Mas então, quando corria para o quarto a fim de dar um rápido
retoque na maquiagem, em homenagem ao que quer que acontecesse depois do
chá, passei pela cozinha. Onde, para minha grande surpresa, Misty 0'Malley
estava lavando um panelão. Para isso, fora obrigada a trepar numa cadeira.
Embora eu tivesse certeza de que não precisara realmente trepar numa cadeira,
só o fizera para que a achassem uma gracinha, tão delicada!
No ato me arrependi por não ter insistido em ajudar na arrumação. Eu
nunca achava que fazia coisa alguma direito. Se tivesse ajudado e Misty 0'Malley
não, teria me sentido uma perfeita otária. Mas, no caso contrário, com Misty
ajudando e eu tirando o corpo fora, me senti preguiçosa e imprestável.
Assim, quando voltei, experimentei vagar sem rumo pelo aposento com
uma manteigueira, até um dos suéteres me deter:
— Não precisa fazer isso. — Com delicadeza, tomou a manteigueira de
minha mão, que se abriu sem a menor resistência.
Fiquei encantada.
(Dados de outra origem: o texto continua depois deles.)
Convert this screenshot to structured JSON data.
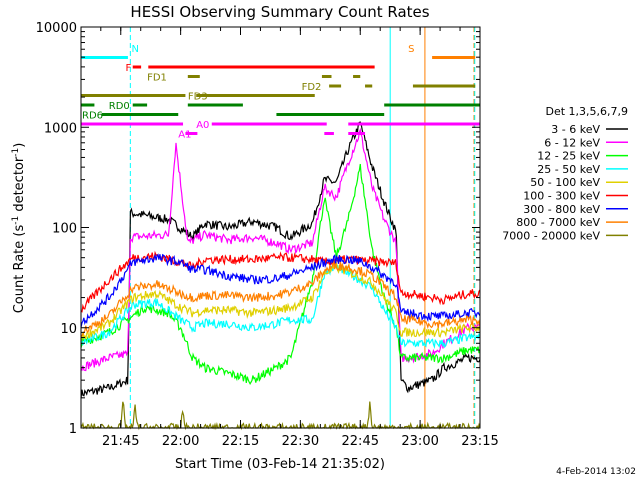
{
  "chart_data": {
    "type": "line",
    "title": "HESSI Observing Summary Count Rates",
    "xlabel": "Start Time (03-Feb-14 21:35:02)",
    "ylabel": "Count Rate (s⁻¹ detector⁻¹)",
    "ylabel_parts": [
      "Count Rate (s",
      "-1",
      " detector",
      "-1",
      ")"
    ],
    "xlim": [
      21.584,
      23.25
    ],
    "ylim": [
      1,
      10000
    ],
    "yscale": "log",
    "x_ticks": [
      {
        "value": 21.75,
        "label": "21:45"
      },
      {
        "value": 22.0,
        "label": "22:00"
      },
      {
        "value": 22.25,
        "label": "22:15"
      },
      {
        "value": 22.5,
        "label": "22:30"
      },
      {
        "value": 22.75,
        "label": "22:45"
      },
      {
        "value": 23.0,
        "label": "23:00"
      },
      {
        "value": 23.25,
        "label": "23:15"
      }
    ],
    "y_ticks": [
      {
        "value": 1,
        "label": "1"
      },
      {
        "value": 10,
        "label": "10"
      },
      {
        "value": 100,
        "label": "100"
      },
      {
        "value": 1000,
        "label": "1000"
      },
      {
        "value": 10000,
        "label": "10000"
      }
    ],
    "legend_title": "Det 1,3,5,6,7,9",
    "legend_position": "right",
    "series": [
      {
        "name": "3 - 6 keV",
        "color": "#000000",
        "x": [
          21.584,
          21.7,
          21.78,
          21.79,
          21.95,
          22.05,
          22.1,
          22.2,
          22.3,
          22.4,
          22.46,
          22.55,
          22.6,
          22.65,
          22.7,
          22.75,
          22.8,
          22.85,
          22.9,
          22.92,
          22.95,
          23.05,
          23.1,
          23.2
        ],
        "y": [
          2.2,
          2.5,
          3,
          140,
          120,
          80,
          110,
          100,
          115,
          100,
          80,
          110,
          300,
          280,
          600,
          1100,
          400,
          180,
          90,
          3,
          2.5,
          3,
          4,
          5
        ]
      },
      {
        "name": "6 - 12 keV",
        "color": "#ff00ff",
        "x": [
          21.584,
          21.7,
          21.78,
          21.79,
          21.95,
          21.98,
          22.03,
          22.1,
          22.2,
          22.3,
          22.4,
          22.46,
          22.55,
          22.6,
          22.65,
          22.7,
          22.75,
          22.8,
          22.85,
          22.9,
          22.92,
          22.95,
          23.05,
          23.1,
          23.2
        ],
        "y": [
          4,
          5,
          5.5,
          80,
          85,
          700,
          70,
          85,
          75,
          80,
          70,
          60,
          70,
          250,
          200,
          450,
          900,
          250,
          120,
          70,
          5,
          5,
          5.5,
          7,
          10
        ]
      },
      {
        "name": "12 - 25 keV",
        "color": "#00ff00",
        "x": [
          21.584,
          21.7,
          21.78,
          21.85,
          21.95,
          22.0,
          22.05,
          22.1,
          22.2,
          22.3,
          22.4,
          22.46,
          22.55,
          22.6,
          22.65,
          22.7,
          22.75,
          22.8,
          22.85,
          22.9,
          22.92,
          22.95,
          23.05,
          23.1,
          23.2
        ],
        "y": [
          7,
          9,
          12,
          16,
          14,
          10,
          5,
          4,
          3.5,
          3,
          4,
          5,
          30,
          200,
          50,
          120,
          400,
          60,
          20,
          10,
          5,
          5,
          5,
          5,
          6
        ]
      },
      {
        "name": "25 - 50 keV",
        "color": "#00ffff",
        "x": [
          21.584,
          21.7,
          21.8,
          21.9,
          22.0,
          22.05,
          22.1,
          22.2,
          22.3,
          22.4,
          22.46,
          22.55,
          22.6,
          22.65,
          22.7,
          22.75,
          22.8,
          22.85,
          22.9,
          22.92,
          22.95,
          23.05,
          23.1,
          23.2
        ],
        "y": [
          7,
          9,
          17,
          18,
          12,
          10,
          11,
          11,
          10,
          11,
          12,
          12,
          35,
          40,
          35,
          30,
          25,
          15,
          10,
          7,
          7,
          7,
          7,
          8
        ]
      },
      {
        "name": "50 - 100 keV",
        "color": "#e0d000",
        "x": [
          21.584,
          21.7,
          21.8,
          21.9,
          22.0,
          22.05,
          22.1,
          22.2,
          22.3,
          22.4,
          22.46,
          22.55,
          22.6,
          22.65,
          22.7,
          22.75,
          22.8,
          22.85,
          22.9,
          22.92,
          22.95,
          23.05,
          23.1,
          23.2
        ],
        "y": [
          8,
          11,
          20,
          22,
          16,
          14,
          15,
          15,
          14,
          15,
          16,
          20,
          35,
          40,
          36,
          32,
          28,
          20,
          14,
          9,
          9,
          9,
          9,
          10
        ]
      },
      {
        "name": "100 - 300 keV",
        "color": "#ff0000",
        "x": [
          21.584,
          21.7,
          21.8,
          21.9,
          22.0,
          22.05,
          22.1,
          22.2,
          22.3,
          22.4,
          22.46,
          22.55,
          22.6,
          22.65,
          22.7,
          22.75,
          22.8,
          22.85,
          22.9,
          22.92,
          22.95,
          23.05,
          23.1,
          23.2
        ],
        "y": [
          15,
          30,
          50,
          52,
          45,
          40,
          48,
          48,
          48,
          50,
          50,
          48,
          45,
          47,
          48,
          47,
          46,
          45,
          44,
          22,
          22,
          20,
          19,
          22
        ]
      },
      {
        "name": "300 - 800 keV",
        "color": "#0000ff",
        "x": [
          21.584,
          21.7,
          21.8,
          21.9,
          22.0,
          22.05,
          22.1,
          22.2,
          22.3,
          22.4,
          22.46,
          22.55,
          22.6,
          22.65,
          22.7,
          22.75,
          22.8,
          22.85,
          22.9,
          22.92,
          22.95,
          23.05,
          23.1,
          23.2
        ],
        "y": [
          11,
          20,
          45,
          50,
          45,
          38,
          38,
          33,
          30,
          31,
          34,
          40,
          45,
          48,
          48,
          46,
          40,
          33,
          28,
          14,
          14,
          13,
          13,
          14
        ]
      },
      {
        "name": "800 - 7000 keV",
        "color": "#ff8000",
        "x": [
          21.584,
          21.7,
          21.8,
          21.9,
          22.0,
          22.05,
          22.1,
          22.2,
          22.3,
          22.4,
          22.46,
          22.55,
          22.6,
          22.65,
          22.7,
          22.75,
          22.8,
          22.85,
          22.9,
          22.92,
          22.95,
          23.05,
          23.1,
          23.2
        ],
        "y": [
          9,
          13,
          25,
          27,
          22,
          20,
          21,
          21,
          20,
          21,
          23,
          28,
          37,
          42,
          40,
          37,
          33,
          26,
          20,
          12,
          12,
          11,
          11,
          12
        ]
      },
      {
        "name": "7000 - 20000 keV",
        "color": "#808000",
        "x": [
          21.584,
          21.75,
          21.76,
          21.77,
          21.8,
          21.81,
          21.82,
          22.0,
          22.01,
          22.02,
          22.4,
          22.78,
          22.79,
          22.8,
          23.0,
          23.2
        ],
        "y": [
          1,
          1,
          1.8,
          1,
          1,
          1.6,
          1,
          1,
          1.5,
          1,
          1,
          1,
          1.8,
          1,
          1,
          1
        ]
      }
    ],
    "flags": [
      {
        "label": "N",
        "color": "#00ffff",
        "label_x": 21.795,
        "label_y_rank": 0,
        "segments": [
          {
            "x": [
              21.584,
              21.78
            ],
            "y_rank": 1
          }
        ]
      },
      {
        "label": "F",
        "color": "#ff0000",
        "label_x": 21.77,
        "label_y_rank": 2,
        "segments": [
          {
            "x": [
              21.8,
              21.835
            ],
            "y_rank": 2
          },
          {
            "x": [
              21.865,
              22.81
            ],
            "y_rank": 2
          }
        ]
      },
      {
        "label": "FD1",
        "color": "#808000",
        "label_x": 21.86,
        "label_y_rank": 3,
        "segments": [
          {
            "x": [
              22.03,
              22.08
            ],
            "y_rank": 3
          },
          {
            "x": [
              22.59,
              22.63
            ],
            "y_rank": 3
          },
          {
            "x": [
              22.72,
              22.75
            ],
            "y_rank": 3
          }
        ]
      },
      {
        "label": "FD2",
        "color": "#808000",
        "label_x": 22.505,
        "label_y_rank": 4,
        "segments": [
          {
            "x": [
              22.62,
              22.67
            ],
            "y_rank": 4
          },
          {
            "x": [
              22.77,
              22.8
            ],
            "y_rank": 4
          },
          {
            "x": [
              22.97,
              23.23
            ],
            "y_rank": 4
          }
        ]
      },
      {
        "label": "FD3",
        "color": "#808000",
        "label_x": 22.03,
        "label_y_rank": 5,
        "segments": [
          {
            "x": [
              21.584,
              22.02
            ],
            "y_rank": 5
          },
          {
            "x": [
              22.065,
              22.56
            ],
            "y_rank": 5
          }
        ]
      },
      {
        "label": "RD0",
        "color": "#008000",
        "label_x": 21.7,
        "label_y_rank": 6,
        "segments": [
          {
            "x": [
              21.584,
              21.64
            ],
            "y_rank": 6
          },
          {
            "x": [
              21.8,
              21.86
            ],
            "y_rank": 6
          },
          {
            "x": [
              22.03,
              22.26
            ],
            "y_rank": 6
          },
          {
            "x": [
              22.85,
              23.25
            ],
            "y_rank": 6
          }
        ]
      },
      {
        "label": "RD6",
        "color": "#008000",
        "label_x": 21.584,
        "label_y_rank": 7,
        "segments": [
          {
            "x": [
              21.67,
              21.99
            ],
            "y_rank": 7
          },
          {
            "x": [
              22.4,
              22.85
            ],
            "y_rank": 7
          }
        ]
      },
      {
        "label": "A0",
        "color": "#ff00ff",
        "label_x": 22.065,
        "label_y_rank": 8,
        "segments": [
          {
            "x": [
              21.584,
              22.01
            ],
            "y_rank": 8
          },
          {
            "x": [
              22.13,
              22.61
            ],
            "y_rank": 8
          },
          {
            "x": [
              22.7,
              23.25
            ],
            "y_rank": 8
          }
        ]
      },
      {
        "label": "A1",
        "color": "#ff00ff",
        "label_x": 21.99,
        "label_y_rank": 9,
        "segments": [
          {
            "x": [
              22.02,
              22.07
            ],
            "y_rank": 9
          },
          {
            "x": [
              22.6,
              22.64
            ],
            "y_rank": 9
          },
          {
            "x": [
              22.7,
              22.77
            ],
            "y_rank": 9
          }
        ]
      },
      {
        "label": "S",
        "color": "#ff8000",
        "label_x": 22.95,
        "label_y_rank": 0,
        "segments": [
          {
            "x": [
              23.05,
              23.23
            ],
            "y_rank": 1
          }
        ]
      }
    ],
    "vertical_lines": [
      {
        "x": 21.79,
        "color": "#00ffff",
        "style": "dashed"
      },
      {
        "x": 22.875,
        "color": "#00ffff",
        "style": "solid"
      },
      {
        "x": 23.02,
        "color": "#ff8000",
        "style": "solid"
      },
      {
        "x": 23.225,
        "color": "#ff8000",
        "style": "dashed"
      },
      {
        "x": 23.228,
        "color": "#00ffff",
        "style": "dashed"
      }
    ],
    "footer": "4-Feb-2014 13:02"
  }
}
Segura essa, Misty 0'Malley!
— Pusemos você na equipe do Don — prosseguiu ele.
Não compreendi o que isso queria dizer. Equipe do Don? Achei que
devia ser alguma coisa do tipo do grupo da Josephine.
— Amanhã você está na equipe do café da manhã. Espero que seja do
tipo que acorda fácil, porque o batente começa às sete.
Ele só podia estar brincando comigo.
— Ha, ha. — Pisquei o olho para ele, conivente. — Essa é boa.